HAL publishes zip in zip content while we don't accept it
https://hal.inria.fr/hal-02355563v1

Event Timeline

moranegg triaged this task as Normal priority.Nov 8 2019, 12:30 PM
moranegg created this task.
moranegg created this object in space Restricted Space.
moranegg shifted this object from the Restricted Space space to the S1 Public space.

I'm not completely sure I get this ticket; I understand that HAL may (always?) produce invalid zip files when it uploads a deposit in SWH. So my questions are:

  • is this bug fixed on the HAL side?
  • should we just check such a deposit as invalid (thus refuse it)? or should we implement a slightly smarter approach where we identify the case of an archive file with a single archive file in it and deal with it (recursively unzip single archive in archive case)?
  • is there some cleanup to do in the swh archive or the deposit (as the title suggests)?

The deposit is visible and accessible on HAL without a link to SWH (because we rejected it).

  1. this ticket is open on HAL side as well, but I don't know at what priority level.
  2. we do check and than we reject it (this is why there is no link)
  3. I tagged it with [HAL] because I assume we want to keep the rejection but we need to make sure it is fixed

I can change the title to Make sure this is fixed

I am still not sure how to understand this.

I mean "this" in "make sure this is fixed" is not clear (also no need to retitle).
Does "this" refer to "published" in "published zip in zip", or does it refer to the "zip in zip" part?

I.E. how exactly do we want to deal this situation when a deposit user send an archive (zip) file which content is a single archive (zip) file?
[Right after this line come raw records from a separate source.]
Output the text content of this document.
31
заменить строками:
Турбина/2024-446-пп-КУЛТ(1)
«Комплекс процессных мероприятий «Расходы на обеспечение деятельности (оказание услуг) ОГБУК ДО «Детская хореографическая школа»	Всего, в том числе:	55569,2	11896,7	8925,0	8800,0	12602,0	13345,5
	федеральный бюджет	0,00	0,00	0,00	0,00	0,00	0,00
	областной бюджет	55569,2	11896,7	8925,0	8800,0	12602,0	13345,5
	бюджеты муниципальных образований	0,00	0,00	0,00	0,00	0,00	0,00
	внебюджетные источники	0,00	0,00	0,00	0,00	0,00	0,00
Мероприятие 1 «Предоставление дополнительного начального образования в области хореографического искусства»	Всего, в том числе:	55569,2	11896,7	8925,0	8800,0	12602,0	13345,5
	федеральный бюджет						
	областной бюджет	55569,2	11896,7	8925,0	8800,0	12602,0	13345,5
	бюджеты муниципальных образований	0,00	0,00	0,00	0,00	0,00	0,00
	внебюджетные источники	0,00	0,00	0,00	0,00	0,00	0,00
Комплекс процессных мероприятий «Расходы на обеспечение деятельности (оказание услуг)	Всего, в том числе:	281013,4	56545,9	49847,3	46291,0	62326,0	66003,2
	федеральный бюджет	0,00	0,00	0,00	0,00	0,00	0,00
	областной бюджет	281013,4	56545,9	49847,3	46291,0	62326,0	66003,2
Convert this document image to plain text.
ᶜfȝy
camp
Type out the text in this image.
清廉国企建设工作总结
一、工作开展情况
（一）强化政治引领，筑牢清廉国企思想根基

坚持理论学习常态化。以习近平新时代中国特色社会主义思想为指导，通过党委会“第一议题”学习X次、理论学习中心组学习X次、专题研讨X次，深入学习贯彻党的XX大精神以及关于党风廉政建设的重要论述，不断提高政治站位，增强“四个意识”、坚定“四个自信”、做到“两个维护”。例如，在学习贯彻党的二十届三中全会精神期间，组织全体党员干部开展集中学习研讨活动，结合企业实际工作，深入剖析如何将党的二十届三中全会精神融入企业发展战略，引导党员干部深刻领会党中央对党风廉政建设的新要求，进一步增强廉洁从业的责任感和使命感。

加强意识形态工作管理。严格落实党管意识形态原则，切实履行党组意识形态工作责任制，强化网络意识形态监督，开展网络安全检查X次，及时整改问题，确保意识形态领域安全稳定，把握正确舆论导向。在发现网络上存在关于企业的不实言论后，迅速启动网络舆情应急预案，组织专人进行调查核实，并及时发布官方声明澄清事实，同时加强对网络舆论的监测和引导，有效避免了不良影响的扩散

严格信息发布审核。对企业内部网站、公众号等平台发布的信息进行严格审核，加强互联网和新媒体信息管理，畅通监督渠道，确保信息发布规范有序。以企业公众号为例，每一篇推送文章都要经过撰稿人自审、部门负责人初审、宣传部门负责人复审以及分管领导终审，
You write "we do check and th[e]n we reject", so what step should be fixed here? I understand "we do check" as "we check and the check is approved" (during the check-deposit step handled asynchronously by a first worker task).
Then I understand 'we reject' as "the loader-deposit task fails".

Is is correct?

If so, how do we want to fix this? Improving the first step (check-deposit) so it does not stamp the zip in a zip case as valid? Or do we improve the second step (load-deposit) so it handles properly the zip in a zip case?